Emboldened by lessons learned while at war, Evers returned to Mississippi and dedicated himself to academic studies at Alcorn Agricultural and Mechanical College, where he earned a Bachelor’s degree in 1952. Evers was acutely aware of the need to continue the struggle against injustice and soon became an important member of the National Association for the Advancement of Colored People (NAACP) in Jackson, Mississippi. From 1954 until his assassination in 1963, Evers traveled throughout Mississippi organizing African- Americans in peaceful protest, economic boycotts, political sit-ins, and voter registration drives to draw national and world attention to unjust practices.
Elected the first Field Secretary of the NAACP, Evers created new strategies to enfranchise and empower African-Americans. As Dr. Patricia Murrain writes, “…articulating the demands of the black masses, Evers was instrumental in wielding hosts of fragmented, inarticulate and somewhat ineffective voices into unification.” Evers’ work was instrumental to many political and social victories for African- Americans in Mississippi, most notably the admission of James Meredith to the previously white-only University of Mississippi.
However, on June 12, 1963, “The Man in Mississippi,” who was the voice of so many disenfranchised Americans, was silenced by a shot to the back in the driveway of his home.
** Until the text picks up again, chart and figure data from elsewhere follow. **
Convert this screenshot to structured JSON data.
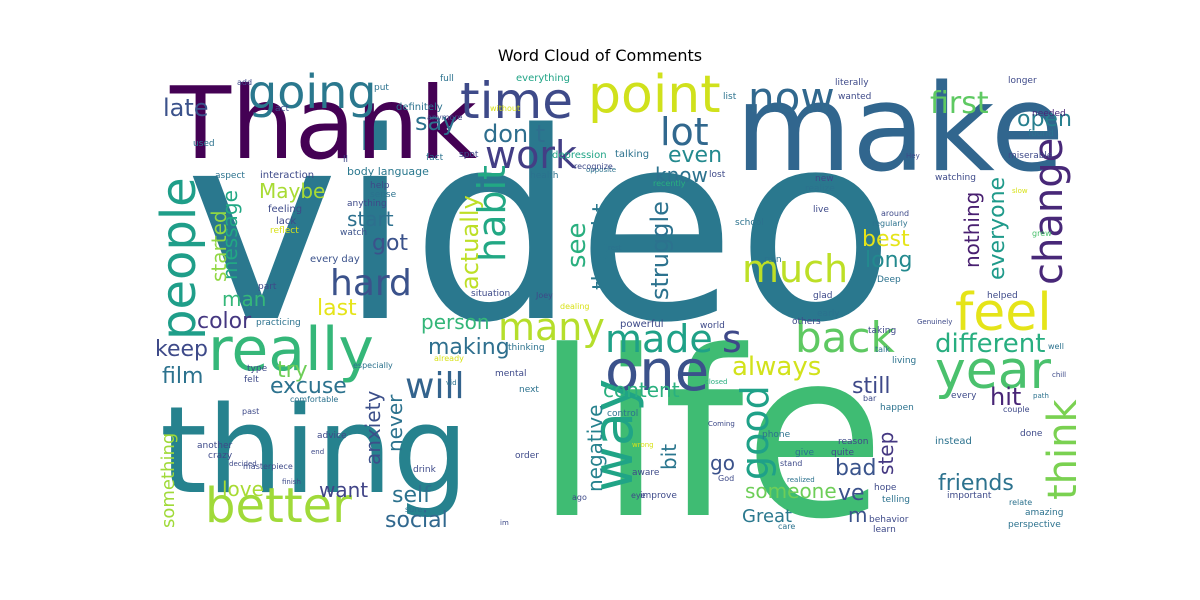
{
  "chart_data": {
    "type": "wordcloud",
    "title": "Word Cloud of Comments",
    "words": [
      {
        "text": "video",
        "weight": 260,
        "color": "#2a788e"
      },
      {
        "text": "life",
        "weight": 230,
        "color": "#3fbc73"
      },
      {
        "text": "make",
        "weight": 120,
        "color": "#31668e"
      },
      {
        "text": "thing",
        "weight": 120,
        "color": "#26828e"
      },
      {
        "text": "Thank",
        "weight": 100,
        "color": "#440154"
      },
      {
        "text": "better",
        "weight": 48,
        "color": "#a0da39"
      },
      {
        "text": "really",
        "weight": 60,
        "color": "#35b779"
      },
      {
        "text": "people",
        "weight": 48,
        "color": "#1f9e89"
      },
      {
        "text": "point",
        "weight": 52,
        "color": "#d0e11c"
      },
      {
        "text": "time",
        "weight": 50,
        "color": "#3e4a89"
      },
      {
        "text": "going",
        "weight": 46,
        "color": "#2a788e"
      },
      {
        "text": "now",
        "weight": 42,
        "color": "#31688e"
      },
      {
        "text": "one",
        "weight": 56,
        "color": "#3b528b"
      },
      {
        "text": "way",
        "weight": 56,
        "color": "#20a486"
      },
      {
        "text": "year",
        "weight": 52,
        "color": "#4ac16d"
      },
      {
        "text": "feel",
        "weight": 52,
        "color": "#e5e419"
      },
      {
        "text": "change",
        "weight": 40,
        "color": "#482878"
      },
      {
        "text": "think",
        "weight": 40,
        "color": "#7ad151"
      },
      {
        "text": "back",
        "weight": 42,
        "color": "#5ec962"
      },
      {
        "text": "made",
        "weight": 38,
        "color": "#1fa187"
      },
      {
        "text": "s",
        "weight": 38,
        "color": "#3e4989"
      },
      {
        "text": "many",
        "weight": 38,
        "color": "#b5de2b"
      },
      {
        "text": "much",
        "weight": 38,
        "color": "#bddf26"
      },
      {
        "text": "hard",
        "weight": 36,
        "color": "#3b528b"
      },
      {
        "text": "work",
        "weight": 38,
        "color": "#433e85"
      },
      {
        "text": "will",
        "weight": 36,
        "color": "#33638d"
      },
      {
        "text": "lot",
        "weight": 38,
        "color": "#31688e"
      },
      {
        "text": "habit",
        "weight": 38,
        "color": "#22a884"
      },
      {
        "text": "good",
        "weight": 38,
        "color": "#1fa188"
      },
      {
        "text": "first",
        "weight": 30,
        "color": "#5ec962"
      },
      {
        "text": "open",
        "weight": 22,
        "color": "#277f8e"
      },
      {
        "text": "late",
        "weight": 24,
        "color": "#3b528b"
      },
      {
        "text": "say",
        "weight": 24,
        "color": "#2c728e"
      },
      {
        "text": "don t",
        "weight": 24,
        "color": "#2e6e8e"
      },
      {
        "text": "even",
        "weight": 22,
        "color": "#23898e"
      },
      {
        "text": "know",
        "weight": 20,
        "color": "#2c728e"
      },
      {
        "text": "Maybe",
        "weight": 20,
        "color": "#a8db34"
      },
      {
        "text": "message",
        "weight": 20,
        "color": "#22a884"
      },
      {
        "text": "started",
        "weight": 20,
        "color": "#90d743"
      },
      {
        "text": "start",
        "weight": 20,
        "color": "#2d708e"
      },
      {
        "text": "got",
        "weight": 22,
        "color": "#3b528b"
      },
      {
        "text": "see",
        "weight": 26,
        "color": "#29af7f"
      },
      {
        "text": "actually",
        "weight": 24,
        "color": "#bddf26"
      },
      {
        "text": "thought",
        "weight": 22,
        "color": "#2a788e"
      },
      {
        "text": "struggle",
        "weight": 24,
        "color": "#2c728e"
      },
      {
        "text": "best",
        "weight": 22,
        "color": "#e5e419"
      },
      {
        "text": "long",
        "weight": 22,
        "color": "#23898e"
      },
      {
        "text": "nothing",
        "weight": 20,
        "color": "#481f70"
      },
      {
        "text": "everyone",
        "weight": 22,
        "color": "#1f9a8a"
      },
      {
        "text": "man",
        "weight": 20,
        "color": "#35b779"
      },
      {
        "text": "last",
        "weight": 22,
        "color": "#e5e419"
      },
      {
        "text": "color",
        "weight": 22,
        "color": "#453781"
      },
      {
        "text": "person",
        "weight": 20,
        "color": "#34b679"
      },
      {
        "text": "keep",
        "weight": 22,
        "color": "#3e4a89"
      },
      {
        "text": "try",
        "weight": 22,
        "color": "#6ece58"
      },
      {
        "text": "making",
        "weight": 22,
        "color": "#2e6f8e"
      },
      {
        "text": "always",
        "weight": 26,
        "color": "#d2e21b"
      },
      {
        "text": "different",
        "weight": 26,
        "color": "#28ae80"
      },
      {
        "text": "film",
        "weight": 22,
        "color": "#2c728e"
      },
      {
        "text": "excuse",
        "weight": 22,
        "color": "#2c728e"
      },
      {
        "text": "content",
        "weight": 20,
        "color": "#2ab07f"
      },
      {
        "text": "still",
        "weight": 22,
        "color": "#3e4989"
      },
      {
        "text": "hit",
        "weight": 24,
        "color": "#482576"
      },
      {
        "text": "anxiety",
        "weight": 20,
        "color": "#3c4f8a"
      },
      {
        "text": "never",
        "weight": 20,
        "color": "#2c728e"
      },
      {
        "text": "negative",
        "weight": 20,
        "color": "#26828e"
      },
      {
        "text": "bit",
        "weight": 20,
        "color": "#2a768e"
      },
      {
        "text": "step",
        "weight": 20,
        "color": "#453882"
      },
      {
        "text": "bad",
        "weight": 22,
        "color": "#3a548c"
      },
      {
        "text": "go",
        "weight": 20,
        "color": "#3b528b"
      },
      {
        "text": "friends",
        "weight": 22,
        "color": "#2c728e"
      },
      {
        "text": "love",
        "weight": 20,
        "color": "#a8db34"
      },
      {
        "text": "want",
        "weight": 20,
        "color": "#414487"
      },
      {
        "text": "self",
        "weight": 22,
        "color": "#2c728e"
      },
      {
        "text": "someone",
        "weight": 20,
        "color": "#6ece58"
      },
      {
        "text": "ve",
        "weight": 22,
        "color": "#3b528b"
      },
      {
        "text": "something",
        "weight": 18,
        "color": "#a0da39"
      },
      {
        "text": "social",
        "weight": 22,
        "color": "#31688e"
      },
      {
        "text": "Great",
        "weight": 18,
        "color": "#2a788e"
      },
      {
        "text": "m",
        "weight": 20,
        "color": "#3b528b"
      },
      {
        "text": "body language",
        "weight": 11,
        "color": "#2a788e"
      },
      {
        "text": "interaction",
        "weight": 10,
        "color": "#3e4a89"
      },
      {
        "text": "feeling",
        "weight": 10,
        "color": "#3e4a89"
      },
      {
        "text": "lack",
        "weight": 10,
        "color": "#3e4a89"
      },
      {
        "text": "reflect",
        "weight": 9,
        "color": "#d8e219"
      },
      {
        "text": "watch",
        "weight": 9,
        "color": "#3b528b"
      },
      {
        "text": "every day",
        "weight": 10,
        "color": "#3b528b"
      },
      {
        "text": "part",
        "weight": 9,
        "color": "#3e4a89"
      },
      {
        "text": "practicing",
        "weight": 9,
        "color": "#2c728e"
      },
      {
        "text": "aspect",
        "weight": 9,
        "color": "#2c728e"
      },
      {
        "text": "anything",
        "weight": 9,
        "color": "#3e4a89"
      },
      {
        "text": "help",
        "weight": 9,
        "color": "#3e4a89"
      },
      {
        "text": "ll",
        "weight": 9,
        "color": "#3e4a89"
      },
      {
        "text": "sense",
        "weight": 9,
        "color": "#2c728e"
      },
      {
        "text": "used",
        "weight": 9,
        "color": "#2c728e"
      },
      {
        "text": "add",
        "weight": 8,
        "color": "#3e4a89"
      },
      {
        "text": "act",
        "weight": 9,
        "color": "#3e4a89"
      },
      {
        "text": "put",
        "weight": 9,
        "color": "#2c728e"
      },
      {
        "text": "full",
        "weight": 9,
        "color": "#2c728e"
      },
      {
        "text": "everything",
        "weight": 10,
        "color": "#20a486"
      },
      {
        "text": "definitely",
        "weight": 10,
        "color": "#2c728e"
      },
      {
        "text": "anymore",
        "weight": 8,
        "color": "#3e4a89"
      },
      {
        "text": "without",
        "weight": 8,
        "color": "#d8e219"
      },
      {
        "text": "literally",
        "weight": 9,
        "color": "#3e4a89"
      },
      {
        "text": "wanted",
        "weight": 9,
        "color": "#3e4a89"
      },
      {
        "text": "list",
        "weight": 9,
        "color": "#2c728e"
      },
      {
        "text": "longer",
        "weight": 9,
        "color": "#3e4a89"
      },
      {
        "text": "needed",
        "weight": 9,
        "color": "#482878"
      },
      {
        "text": "found",
        "weight": 9,
        "color": "#2c728e"
      },
      {
        "text": "depression",
        "weight": 10,
        "color": "#20a486"
      },
      {
        "text": "fact",
        "weight": 9,
        "color": "#2c728e"
      },
      {
        "text": "spot",
        "weight": 9,
        "color": "#3e4a89"
      },
      {
        "text": "talking",
        "weight": 10,
        "color": "#2c728e"
      },
      {
        "text": "Hey",
        "weight": 7,
        "color": "#3e4a89"
      },
      {
        "text": "miserable",
        "weight": 9,
        "color": "#3e4a89"
      },
      {
        "text": "health",
        "weight": 9,
        "color": "#2c728e"
      },
      {
        "text": "opposite",
        "weight": 7,
        "color": "#2c728e"
      },
      {
        "text": "recently",
        "weight": 8,
        "color": "#29af7f"
      },
      {
        "text": "lost",
        "weight": 9,
        "color": "#3e4a89"
      },
      {
        "text": "new",
        "weight": 9,
        "color": "#3e4a89"
      },
      {
        "text": "realize",
        "weight": 9,
        "color": "#2c728e"
      },
      {
        "text": "watching",
        "weight": 9,
        "color": "#3e4a89"
      },
      {
        "text": "slow",
        "weight": 7,
        "color": "#d8e219"
      },
      {
        "text": "school",
        "weight": 9,
        "color": "#2c728e"
      },
      {
        "text": "live",
        "weight": 9,
        "color": "#3e4a89"
      },
      {
        "text": "around",
        "weight": 8,
        "color": "#3e4a89"
      },
      {
        "text": "regularly",
        "weight": 8,
        "color": "#2c728e"
      },
      {
        "text": "rest",
        "weight": 7,
        "color": "#2c728e"
      },
      {
        "text": "grew",
        "weight": 8,
        "color": "#4ac16d"
      },
      {
        "text": "ruin",
        "weight": 9,
        "color": "#2c728e"
      },
      {
        "text": "Deep",
        "weight": 9,
        "color": "#2c728e"
      },
      {
        "text": "situation",
        "weight": 9,
        "color": "#3e4a89"
      },
      {
        "text": "Joey",
        "weight": 8,
        "color": "#3e4a89"
      },
      {
        "text": "dealing",
        "weight": 8,
        "color": "#d8e219"
      },
      {
        "text": "glad",
        "weight": 9,
        "color": "#3e4a89"
      },
      {
        "text": "helped",
        "weight": 9,
        "color": "#3e4a89"
      },
      {
        "text": "early",
        "weight": 9,
        "color": "#2c728e"
      },
      {
        "text": "others",
        "weight": 9,
        "color": "#3e4a89"
      },
      {
        "text": "world",
        "weight": 9,
        "color": "#3e4a89"
      },
      {
        "text": "powerful",
        "weight": 10,
        "color": "#3e4a89"
      },
      {
        "text": "taking",
        "weight": 9,
        "color": "#3e4a89"
      },
      {
        "text": "Genuinely",
        "weight": 7,
        "color": "#3e4a89"
      },
      {
        "text": "talk",
        "weight": 8,
        "color": "#2c728e"
      },
      {
        "text": "well",
        "weight": 8,
        "color": "#2c728e"
      },
      {
        "text": "living",
        "weight": 9,
        "color": "#2c728e"
      },
      {
        "text": "thinking",
        "weight": 9,
        "color": "#2c728e"
      },
      {
        "text": "already",
        "weight": 8,
        "color": "#d8e219"
      },
      {
        "text": "especially",
        "weight": 8,
        "color": "#2c728e"
      },
      {
        "text": "type",
        "weight": 9,
        "color": "#3e4a89"
      },
      {
        "text": "felt",
        "weight": 9,
        "color": "#3e4a89"
      },
      {
        "text": "comfortable",
        "weight": 8,
        "color": "#2c728e"
      },
      {
        "text": "past",
        "weight": 8,
        "color": "#3e4a89"
      },
      {
        "text": "mental",
        "weight": 9,
        "color": "#3e4a89"
      },
      {
        "text": "vid",
        "weight": 7,
        "color": "#2c728e"
      },
      {
        "text": "next",
        "weight": 9,
        "color": "#2c728e"
      },
      {
        "text": "closed",
        "weight": 7,
        "color": "#29af7f"
      },
      {
        "text": "chill",
        "weight": 7,
        "color": "#3e4a89"
      },
      {
        "text": "bar",
        "weight": 8,
        "color": "#3e4a89"
      },
      {
        "text": "happen",
        "weight": 9,
        "color": "#2c728e"
      },
      {
        "text": "every",
        "weight": 9,
        "color": "#3e4a89"
      },
      {
        "text": "path",
        "weight": 7,
        "color": "#2c728e"
      },
      {
        "text": "couple",
        "weight": 8,
        "color": "#3e4a89"
      },
      {
        "text": "control",
        "weight": 9,
        "color": "#2c728e"
      },
      {
        "text": "Coming",
        "weight": 7,
        "color": "#3e4a89"
      },
      {
        "text": "phone",
        "weight": 9,
        "color": "#2c728e"
      },
      {
        "text": "reason",
        "weight": 9,
        "color": "#3e4a89"
      },
      {
        "text": "instead",
        "weight": 10,
        "color": "#2c728e"
      },
      {
        "text": "done",
        "weight": 9,
        "color": "#3e4a89"
      },
      {
        "text": "decided",
        "weight": 7,
        "color": "#3e4a89"
      },
      {
        "text": "advice",
        "weight": 9,
        "color": "#3e4a89"
      },
      {
        "text": "another",
        "weight": 9,
        "color": "#3e4a89"
      },
      {
        "text": "crazy",
        "weight": 9,
        "color": "#3e4a89"
      },
      {
        "text": "masterpiece",
        "weight": 8,
        "color": "#3e4a89"
      },
      {
        "text": "end",
        "weight": 7,
        "color": "#3e4a89"
      },
      {
        "text": "order",
        "weight": 9,
        "color": "#3e4a89"
      },
      {
        "text": "wrong",
        "weight": 7,
        "color": "#d8e219"
      },
      {
        "text": "give",
        "weight": 9,
        "color": "#2c728e"
      },
      {
        "text": "quite",
        "weight": 9,
        "color": "#3e4a89"
      },
      {
        "text": "stand",
        "weight": 8,
        "color": "#3e4a89"
      },
      {
        "text": "God",
        "weight": 8,
        "color": "#3e4a89"
      },
      {
        "text": "hope",
        "weight": 9,
        "color": "#3e4a89"
      },
      {
        "text": "telling",
        "weight": 9,
        "color": "#2c728e"
      },
      {
        "text": "important",
        "weight": 9,
        "color": "#3e4a89"
      },
      {
        "text": "relate",
        "weight": 8,
        "color": "#2c728e"
      },
      {
        "text": "amazing",
        "weight": 9,
        "color": "#2c728e"
      },
      {
        "text": "perspective",
        "weight": 9,
        "color": "#2c728e"
      },
      {
        "text": "aware",
        "weight": 9,
        "color": "#3e4a89"
      },
      {
        "text": "eye",
        "weight": 8,
        "color": "#3e4a89"
      },
      {
        "text": "improve",
        "weight": 9,
        "color": "#3e4a89"
      },
      {
        "text": "realized",
        "weight": 7,
        "color": "#2c728e"
      },
      {
        "text": "behavior",
        "weight": 9,
        "color": "#3e4a89"
      },
      {
        "text": "learn",
        "weight": 9,
        "color": "#3e4a89"
      },
      {
        "text": "care",
        "weight": 8,
        "color": "#2c728e"
      },
      {
        "text": "ago",
        "weight": 8,
        "color": "#3e4a89"
      },
      {
        "text": "drink",
        "weight": 9,
        "color": "#3e4a89"
      },
      {
        "text": "finish",
        "weight": 7,
        "color": "#3e4a89"
      },
      {
        "text": "sure",
        "weight": 8,
        "color": "#2c728e"
      },
      {
        "text": "im",
        "weight": 7,
        "color": "#3e4a89"
      },
      {
        "text": "recognize",
        "weight": 8,
        "color": "#3e4a89"
      }
    ]
  }
}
Following Evers’ assassination, his wife Myrlie continued his legacy by traveling around the world stressing the positive achievements of the Civil Rights Movement and the necessity to continue the struggle until the dream of equality is realized. Myrlie Evers has remained a stalwart figure in the struggle for Civil Rights up to the present, serving as the Chairperson of the NAACP’s Board of Directors from 1995 to 1998.